La trilogie de Kobayashi sur la guerre a déjà, dans le premier volet, différé les combats. Kaji avait pu éviter le front pour rejoindre l’enfer du monde du travail, jamais épargné par la violence. En bien mauvaise posture à la fin, le voilà contraint à faire ses classes avant de rejoindre ses compagnons d’infortune. Une nouvelle occasion donnée au récit de déplacer la violence, puisque Le Chemin de éternité prend les atours d’une progression initiatique infernale dans la caserne militaire. Le combat n’arrivera qu’au bout de 2h40, sans qu’on nous ait pour autant épargnés en termes d’exactions et de désespoir.
Car la démonstration est sans appel : l’armée japonaise vue par Kobayashi est un enfer, qui se passe bien du front pour anéantir ses soldats. Humiliations, discipline excessive, exercices visant à exténuer les corps et bizutage à briser les nouveaux arrivés, rien ne manque dans cette implacable machine à broyer l’individu. Cette constance mécanique a du fortement inspirer Kubrick pour son Full Metal Jacket : le sujet est rigoureusement identique, et les destinées des personnages secondaires semblables.

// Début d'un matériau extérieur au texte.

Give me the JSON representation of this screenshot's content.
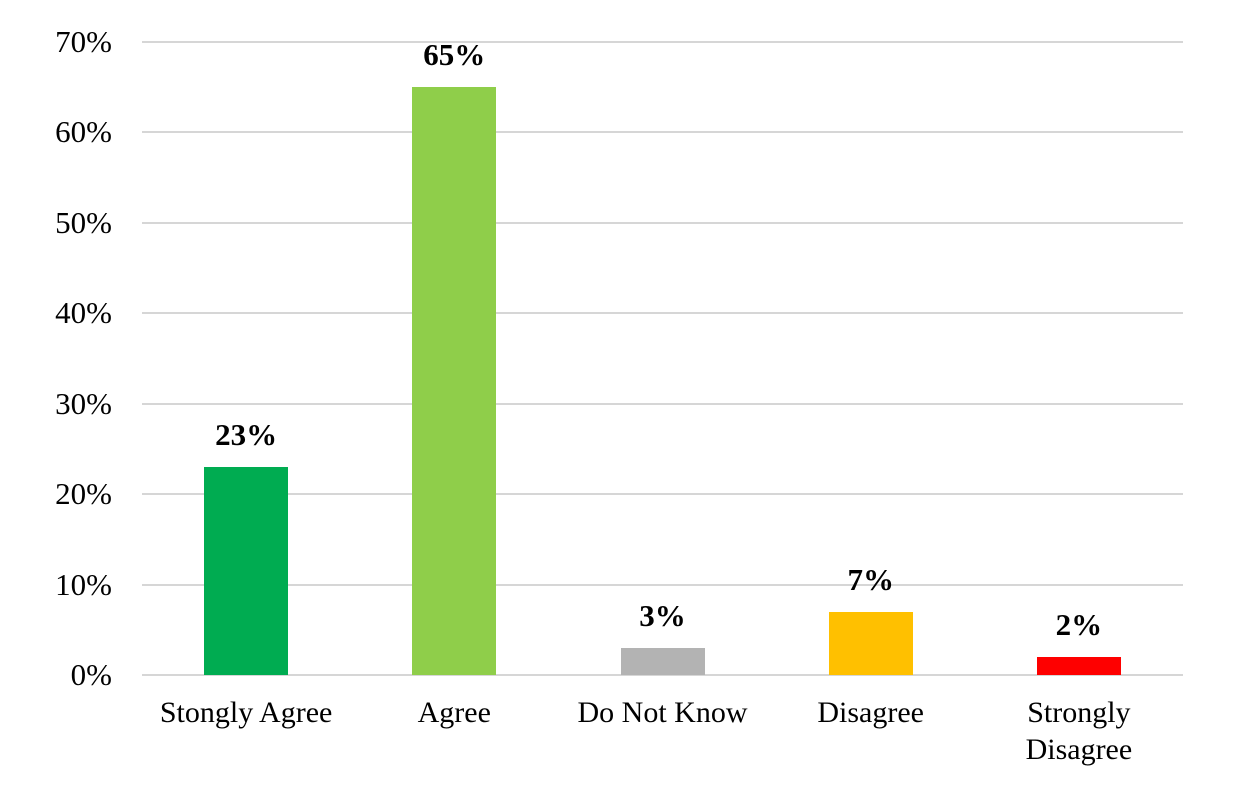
{
  "chart_data": {
    "type": "bar",
    "title": "",
    "xlabel": "",
    "ylabel": "",
    "categories": [
      "Stongly Agree",
      "Agree",
      "Do Not Know",
      "Disagree",
      "Strongly Disagree"
    ],
    "values": [
      23,
      65,
      3,
      7,
      2
    ],
    "value_labels": [
      "23%",
      "65%",
      "3%",
      "7%",
      "2%"
    ],
    "bar_colors": [
      "#00AC51",
      "#8FCE4A",
      "#B3B3B3",
      "#FFC000",
      "#FE0000"
    ],
    "ylim": [
      0,
      70
    ],
    "ytick_step": 10,
    "ytick_labels": [
      "0%",
      "10%",
      "20%",
      "30%",
      "40%",
      "50%",
      "60%",
      "70%"
    ],
    "grid": true,
    "gridline_color": "#d6d6d6",
    "text_color": "#000000",
    "legend_position": "none"
  }
}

Au milieu de cette nouvelle institution, le personnage de Kaji reste fidèle à lui-même : épris d’idéaux, se heurtant à une hiérarchie qui ne supporte pas les électrons libres… L’histoire se répète, et, une nouvelle fois, on peine à comprendre pourquoi trois heures sont nécessaires pour asseoir une telle démonstration, car les gros traits se poursuivent eux aussi, Kaji étant aussi idéaliste qu’il est exceptionnel sur le plan militaire, ce qui le conduit à endosser des responsabilités.
La durée permet tout de même de donner corps à l’étouffement provoqué par la hiérarchie, dans une caserne qui permet un renouvellement de l’esthétique : les cadres sont resserrés, l’espace clos et saturé, les lits superposés et les fusils bardant les cloisons, alors qu’au premier plan, on humilie un soldat fragile en le contraignant à mimer une prostituée. Seuls éléments de sédition, quelques contacts, et un livre, le Code Pénal qui circule avec un camarade, pour éviter de trop porter le flanc aux châtiments des aînés.
L’histoire d’amour se poursuit, en pointillés – mobilisation oblige -, et occasionne un belle séquence de nudité devant une fenêtre, rare incursion de tendresse et de sensualité dans ce monde résolument masculin.
L’extérieur a beau s’inviter (un hôpital, les exercices sur le terrain, et jusq’au front à la fin), la fermeture reste constante : même hiérarchie inflexible, même impasse humaniste : le monde est dénué de sens et de raison d’espérer, et ceux qui détiennent l’autorité ne font qu’accroitre son absurdité.
Reste, sur la dernière demi-heure, l’arrivée du combat : on pouvait penser que tout ne tendait qu’à cela, mais c’est évidemment le contraire : ce qui pourrait être une transition en forme d’introduction vers le troisième volet est surtout le début d’un lent et douloureux épilogue : celui de la fin et de la défaite.